Symptoms were first reported in the East, possibly as far away as China. Soon it was spreading throughout the West carried home by soldiers and merchants returning from their travels. Before long, outbreaks of the deadly virus were reported in one European city after another. The Antonine Plague is believed to have killed up to five million people throughout the Roman Empire. It turned into a pandemic lasting from 166 AD until at least 180 AD, when it claimed the life of its most famous victim, Marcus Aurelius, after whose dynasty, the Antonines, it was named.
It was almost as though the universe had chosen to put to the test the Stoicism for which Marcus Aurelius was famed. Indeed, a generation later, historian Cassius Dio, wrote:
[Marcus Aurelius] did not meet with the good fortune that he deserved, for he was not strong in body and was involved in a multitude of troubles throughout practically his entire reign. But for my part, I admire him all the more for this very reason, that amid unusual and extraordinary difficulties he both survived himself and preserved the empire. – Cassius Dio
The plague was clearly one of the major challenges of Marcus’ reign. Moreover, he probably began writing The Meditations not long after it began sweeping through the legionary camps, where he stationed himself throughout the war.
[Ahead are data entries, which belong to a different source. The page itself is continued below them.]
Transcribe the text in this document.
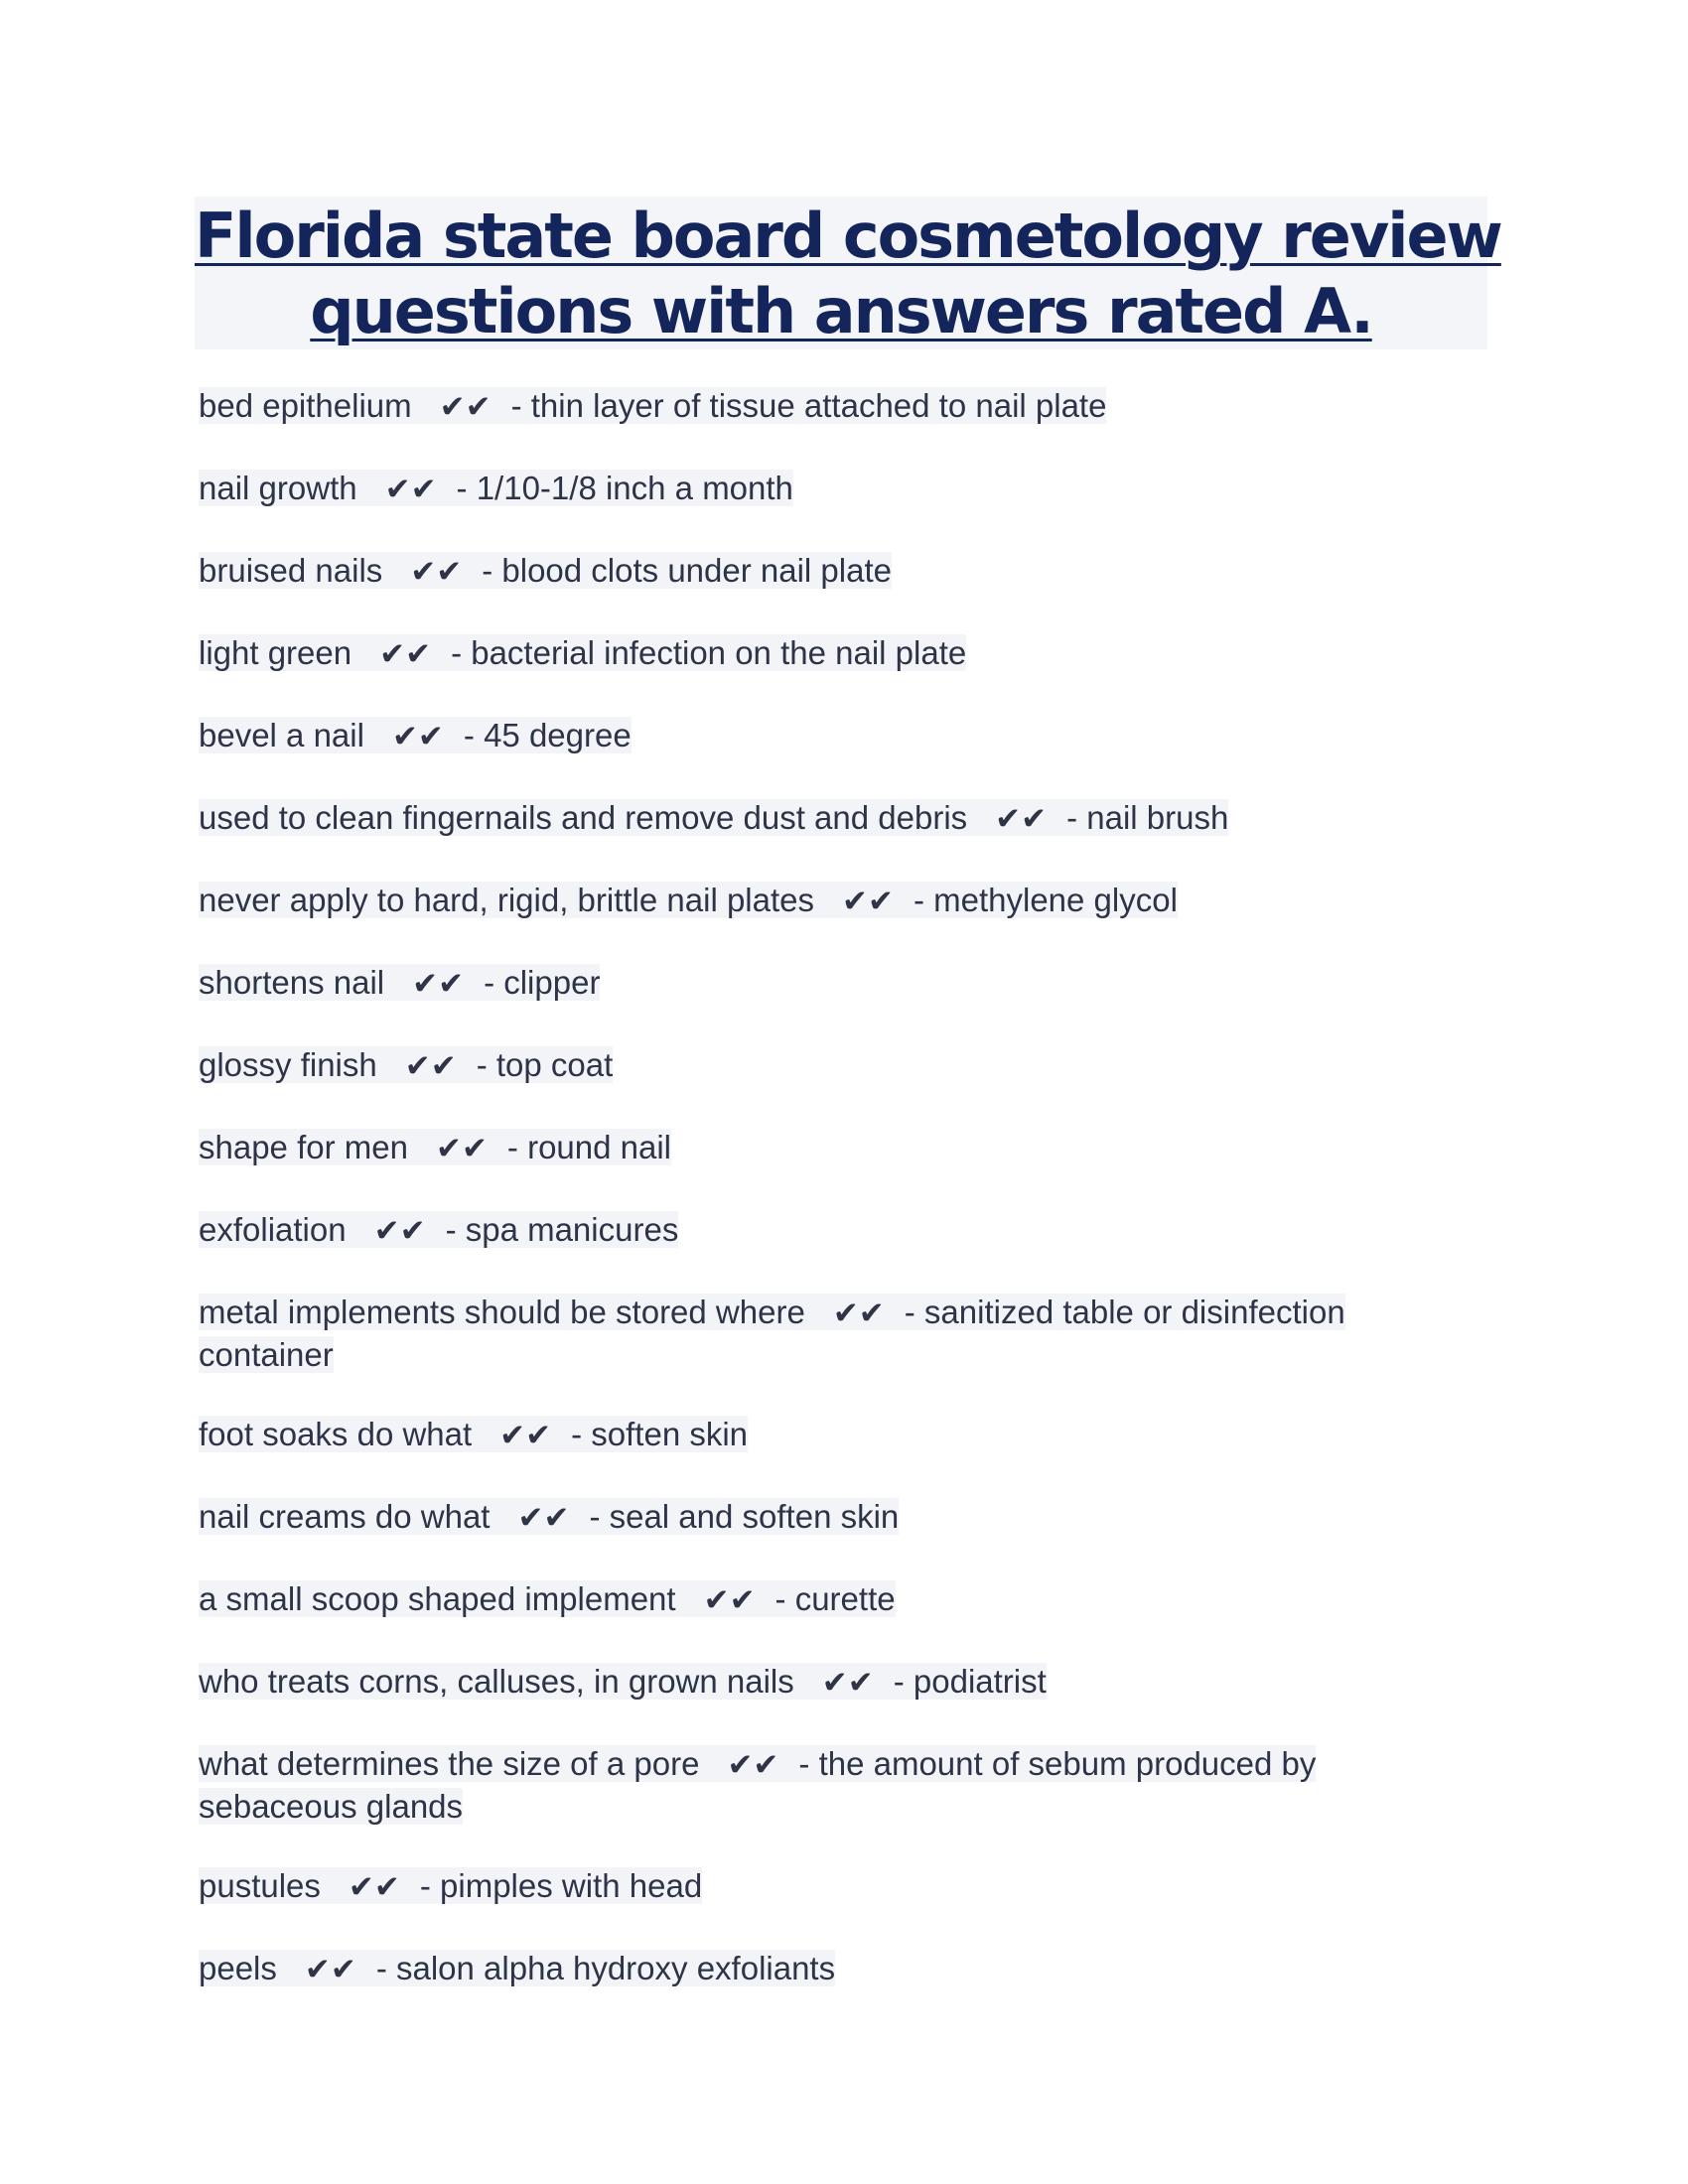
Florida state board cosmetology review
questions with answers rated A.
bed epithelium ✔✔ - thin layer of tissue attached to nail plate
nail growth ✔✔ - 1/10-1/8 inch a month
bruised nails ✔✔ - blood clots under nail plate
light green ✔✔ - bacterial infection on the nail plate
bevel a nail ✔✔ - 45 degree
used to clean fingernails and remove dust and debris ✔✔ - nail brush
never apply to hard, rigid, brittle nail plates ✔✔ - methylene glycol
shortens nail ✔✔ - clipper
glossy finish ✔✔ - top coat
shape for men ✔✔ - round nail
exfoliation ✔✔ - spa manicures
metal implements should be stored where ✔✔ - sanitized table or disinfection container
foot soaks do what ✔✔ - soften skin
nail creams do what ✔✔ - seal and soften skin
a small scoop shaped implement ✔✔ - curette
who treats corns, calluses, in grown nails ✔✔ - podiatrist
what determines the size of a pore ✔✔ - the amount of sebum produced by sebaceous glands
pustules ✔✔ - pimples with head
peels ✔✔ - salon alpha hydroxy exfoliants
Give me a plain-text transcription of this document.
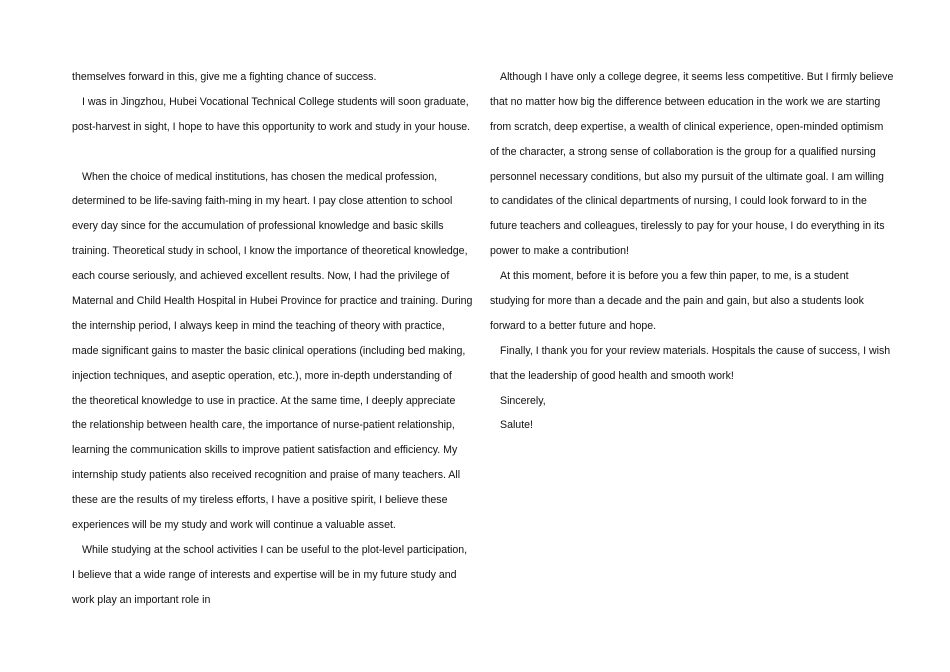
themselves forward in this, give me a fighting chance of success.
I was in Jingzhou, Hubei Vocational Technical College students will soon graduate,
post-harvest in sight, I hope to have this opportunity to work and study in your house.
When the choice of medical institutions, has chosen the medical profession,
determined to be life-saving faith-ming in my heart. I pay close attention to school
every day since for the accumulation of professional knowledge and basic skills
training. Theoretical study in school, I know the importance of theoretical knowledge,
each course seriously, and achieved excellent results. Now, I had the privilege of
Maternal and Child Health Hospital in Hubei Province for practice and training. During
the internship period, I always keep in mind the teaching of theory with practice,
made significant gains to master the basic clinical operations (including bed making,
injection techniques, and aseptic operation, etc.), more in-depth understanding of
the theoretical knowledge to use in practice. At the same time, I deeply appreciate
the relationship between health care, the importance of nurse-patient relationship,
learning the communication skills to improve patient satisfaction and efficiency. My
internship study patients also received recognition and praise of many teachers. All
these are the results of my tireless efforts, I have a positive spirit, I believe these
experiences will be my study and work will continue a valuable asset.
While studying at the school activities I can be useful to the plot-level participation,
I believe that a wide range of interests and expertise will be in my future study and
work play an important role in
Although I have only a college degree, it seems less competitive. But I firmly believe
that no matter how big the difference between education in the work we are starting
from scratch, deep expertise, a wealth of clinical experience, open-minded optimism
of the character, a strong sense of collaboration is the group for a qualified nursing
personnel necessary conditions, but also my pursuit of the ultimate goal. I am willing
to candidates of the clinical departments of nursing, I could look forward to in the
future teachers and colleagues, tirelessly to pay for your house, I do everything in its
power to make a contribution!
At this moment, before it is before you a few thin paper, to me, is a student
studying for more than a decade and the pain and gain, but also a students look
forward to a better future and hope.
Finally, I thank you for your review materials. Hospitals the cause of success, I wish
that the leadership of good health and smooth work!
Sincerely,
Salute!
However, Marcus only refers to the plague once in his writings, noting moral corruption of the mind is a far more serious pestilence than the physical one that corrupts the body by, as the Romans realised, somehow contaminating the very air they were breathing (Meditations, 9.2).
The plague, he says, merely attacks us physically whereas these vices attack our inner nature destroying that which is essential to our very humanity.